Rakim Jarrett surged off of the line on punt coverage and immediately knocked a Buffalo player on his back. The Maryland football wide receiver didn’t shy away from the physicality of special teams, instead leaning into it as he rampaged down the field.
As the returner ran left, Jarrett followed — grabbing onto the white jersey despite a potent, stiff arm. Another Buffalo player tried to block Maryland’s No. 1, but Jarrett’s grip on his opponent never wavered as he yanked him backward for a one-yard loss.
The play showcased the value in putting high-profile players such as Jarrett on the punt coverage team. Maryland worked over the offseason to improve its special teams units, and its return and coverage units both impressed in its season opening win.
“It’s important that these special teams plays, like the punt team and kickoff team, are big plays for us and our best players should be on those two teams,” coach Mike Locksley said.
The coach said he’d been “begging” his high-profile offensive talent to get on punt and kickoff teams. Having offensive starters on the field instead of defensive players gives the latter more time to rest, Locksley said.
It also gives his players experience they’ll need if they get to the next level. The team watched the Baltimore Ravens’ August preseason game against the Tennessee Titans in the stands, where Locksley pointed out former Maryland tight end Chigoziem Okonkwo was playing special teams.
Jarrett’s big play on Maryland’s only punt of the game placed the Terps tied atop the Big Ten in punt return yards allowed after one game with negative one.
The special teams unit reached a low standing in the conference last year. Maryland allowed the seventh most yards per punt return and second most yards per kickoff return in the conference.
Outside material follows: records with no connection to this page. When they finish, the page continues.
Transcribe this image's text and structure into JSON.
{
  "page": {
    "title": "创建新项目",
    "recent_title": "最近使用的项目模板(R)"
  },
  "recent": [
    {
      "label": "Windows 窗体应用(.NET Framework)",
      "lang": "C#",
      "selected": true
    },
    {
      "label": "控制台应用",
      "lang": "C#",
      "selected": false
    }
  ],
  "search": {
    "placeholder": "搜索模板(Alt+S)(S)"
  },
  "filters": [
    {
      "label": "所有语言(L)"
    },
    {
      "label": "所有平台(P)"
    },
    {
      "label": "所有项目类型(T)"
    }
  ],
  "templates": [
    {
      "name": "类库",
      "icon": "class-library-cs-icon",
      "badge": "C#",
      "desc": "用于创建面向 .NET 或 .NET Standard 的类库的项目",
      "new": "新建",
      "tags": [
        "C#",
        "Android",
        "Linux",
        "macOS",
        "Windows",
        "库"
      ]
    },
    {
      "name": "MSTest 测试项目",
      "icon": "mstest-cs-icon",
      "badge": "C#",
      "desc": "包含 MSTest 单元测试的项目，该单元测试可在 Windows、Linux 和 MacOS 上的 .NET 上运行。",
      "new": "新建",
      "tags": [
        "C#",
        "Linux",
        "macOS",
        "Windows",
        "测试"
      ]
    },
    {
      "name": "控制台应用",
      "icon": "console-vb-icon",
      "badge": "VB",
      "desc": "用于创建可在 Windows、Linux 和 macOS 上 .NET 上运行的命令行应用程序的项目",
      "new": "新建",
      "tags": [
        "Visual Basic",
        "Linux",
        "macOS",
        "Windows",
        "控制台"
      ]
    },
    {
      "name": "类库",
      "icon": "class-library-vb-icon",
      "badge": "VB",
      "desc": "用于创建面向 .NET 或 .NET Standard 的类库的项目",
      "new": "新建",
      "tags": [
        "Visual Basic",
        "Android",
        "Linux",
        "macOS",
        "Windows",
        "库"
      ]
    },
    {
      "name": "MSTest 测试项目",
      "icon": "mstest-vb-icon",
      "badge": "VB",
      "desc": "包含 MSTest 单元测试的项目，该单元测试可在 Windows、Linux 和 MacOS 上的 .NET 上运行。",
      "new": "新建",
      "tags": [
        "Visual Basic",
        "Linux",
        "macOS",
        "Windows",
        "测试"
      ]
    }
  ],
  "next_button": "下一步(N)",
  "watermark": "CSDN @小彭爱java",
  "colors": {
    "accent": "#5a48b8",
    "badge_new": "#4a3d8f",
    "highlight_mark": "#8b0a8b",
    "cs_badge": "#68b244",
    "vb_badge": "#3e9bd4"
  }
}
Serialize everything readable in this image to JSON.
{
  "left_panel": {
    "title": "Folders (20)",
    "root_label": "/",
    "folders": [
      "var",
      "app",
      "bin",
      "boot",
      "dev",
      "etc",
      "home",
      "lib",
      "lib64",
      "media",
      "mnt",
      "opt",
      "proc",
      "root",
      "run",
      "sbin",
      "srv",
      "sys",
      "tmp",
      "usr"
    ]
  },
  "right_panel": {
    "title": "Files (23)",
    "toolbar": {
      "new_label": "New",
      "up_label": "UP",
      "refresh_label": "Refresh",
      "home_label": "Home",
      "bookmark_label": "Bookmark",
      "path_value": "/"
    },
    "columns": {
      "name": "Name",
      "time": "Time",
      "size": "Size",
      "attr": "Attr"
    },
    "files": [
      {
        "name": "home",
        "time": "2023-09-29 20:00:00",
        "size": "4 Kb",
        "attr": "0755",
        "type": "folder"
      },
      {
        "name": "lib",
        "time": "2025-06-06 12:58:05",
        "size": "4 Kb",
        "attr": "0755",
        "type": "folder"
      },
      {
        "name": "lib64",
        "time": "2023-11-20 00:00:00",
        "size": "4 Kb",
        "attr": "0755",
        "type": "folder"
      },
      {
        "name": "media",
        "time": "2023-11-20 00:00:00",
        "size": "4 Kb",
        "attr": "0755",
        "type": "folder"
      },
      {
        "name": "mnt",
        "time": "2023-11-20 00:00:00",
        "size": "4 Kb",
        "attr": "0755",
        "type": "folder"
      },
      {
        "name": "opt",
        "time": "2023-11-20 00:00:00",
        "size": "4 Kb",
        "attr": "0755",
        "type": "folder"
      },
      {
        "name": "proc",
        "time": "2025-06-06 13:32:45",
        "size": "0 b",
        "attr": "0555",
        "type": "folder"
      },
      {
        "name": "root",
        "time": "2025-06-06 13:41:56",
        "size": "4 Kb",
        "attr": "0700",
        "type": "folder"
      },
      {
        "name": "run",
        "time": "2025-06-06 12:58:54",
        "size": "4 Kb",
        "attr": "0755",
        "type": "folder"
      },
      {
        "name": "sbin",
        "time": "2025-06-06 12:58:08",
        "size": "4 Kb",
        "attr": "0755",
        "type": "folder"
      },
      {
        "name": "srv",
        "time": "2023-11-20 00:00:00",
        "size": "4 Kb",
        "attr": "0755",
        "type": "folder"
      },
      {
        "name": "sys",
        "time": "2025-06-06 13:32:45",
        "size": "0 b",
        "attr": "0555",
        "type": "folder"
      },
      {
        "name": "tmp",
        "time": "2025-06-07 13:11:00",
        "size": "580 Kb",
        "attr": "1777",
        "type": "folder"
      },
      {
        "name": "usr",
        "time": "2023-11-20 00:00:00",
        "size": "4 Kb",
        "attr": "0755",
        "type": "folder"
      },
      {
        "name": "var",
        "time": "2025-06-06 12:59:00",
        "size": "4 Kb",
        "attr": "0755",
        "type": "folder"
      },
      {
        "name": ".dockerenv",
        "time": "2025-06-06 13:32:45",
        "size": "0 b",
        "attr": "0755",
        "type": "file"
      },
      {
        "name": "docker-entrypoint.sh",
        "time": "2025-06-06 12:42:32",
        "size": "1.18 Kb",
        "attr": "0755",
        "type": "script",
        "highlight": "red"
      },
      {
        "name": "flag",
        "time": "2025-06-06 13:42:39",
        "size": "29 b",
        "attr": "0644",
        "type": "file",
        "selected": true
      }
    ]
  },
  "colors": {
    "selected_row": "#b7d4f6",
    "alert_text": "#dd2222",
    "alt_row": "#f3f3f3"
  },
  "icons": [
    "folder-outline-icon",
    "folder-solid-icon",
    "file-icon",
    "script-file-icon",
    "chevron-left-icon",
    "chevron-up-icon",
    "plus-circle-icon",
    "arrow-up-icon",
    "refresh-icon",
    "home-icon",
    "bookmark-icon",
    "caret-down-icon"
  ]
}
The team’s own punt and kickoff returns ranked ninth in average yards.
Maryland ranks first in both categories so far this year. Tarheeb Still averaged 14.67 yards on his three punt returns against Buffalo and Octavian Smith Jr. exploded for a 41-yard kickoff return in his only opportunity.
The Terps started drives on their own 33-yard line on average Saturday while Buffalo started from its own 26-yard line, an advantage Locksley highlighted.
“When you study statistics, drive start average plays a major role in efficiency or ability to score points,” he said. “When you have the type of return game that we had on Saturday, it provides you with great opportunities to start in favorable areas of the field.”
Putting supercharged athletes such as Jarrett, Still and Smith could help Maryland’s special teams shift games in its favor.
Defensive line rotation helps Terps maintain high motor
Maryland’s defensive line learned how to play in different spots throughout fall camp. Henry Chibueze, who transferred from Liberty to the Terps, said he rotated between the nose tackle and three-technique positions.
That versatility paid off against Buffalo.
Defensive coordinator Brian Williams had nine defensive linemen log at least 20 snaps Saturday, per Pro Football Focus. That allowed the group to stay fresh and terrorize an overmatched opponent.
“You keep guys fresh till the fourth quarter, and you got guys playing hard till the end of the game,” Chibueze said on the balanced snap counts. “I feel like that’s the motto that coach Williams was trying to go by this year … there’s a lot of plays being made by [defensive] linemen because we’re all going to be fresh and playing hard and with great intensity.”
The Terps’ defense generated seven tackles for loss and sacked Buffalo quarterback Cole Snyder four times. They only matched or exceeded seven tackles for loss or four sacks three times last season.
Ami Finau and Mosiah Nasili-Kite combined for seven tackles and one sack en route to being named defensive players of the game by the team, while Chibueze added two sacks and two tackles, according to Pro Football Focus.
“When you can rotate players like we did Saturday, that allows those guys to play like their hair’s on fire on every play, knowing that they’ll have a chance to get off, get a breather and get back out there,” Locksley said.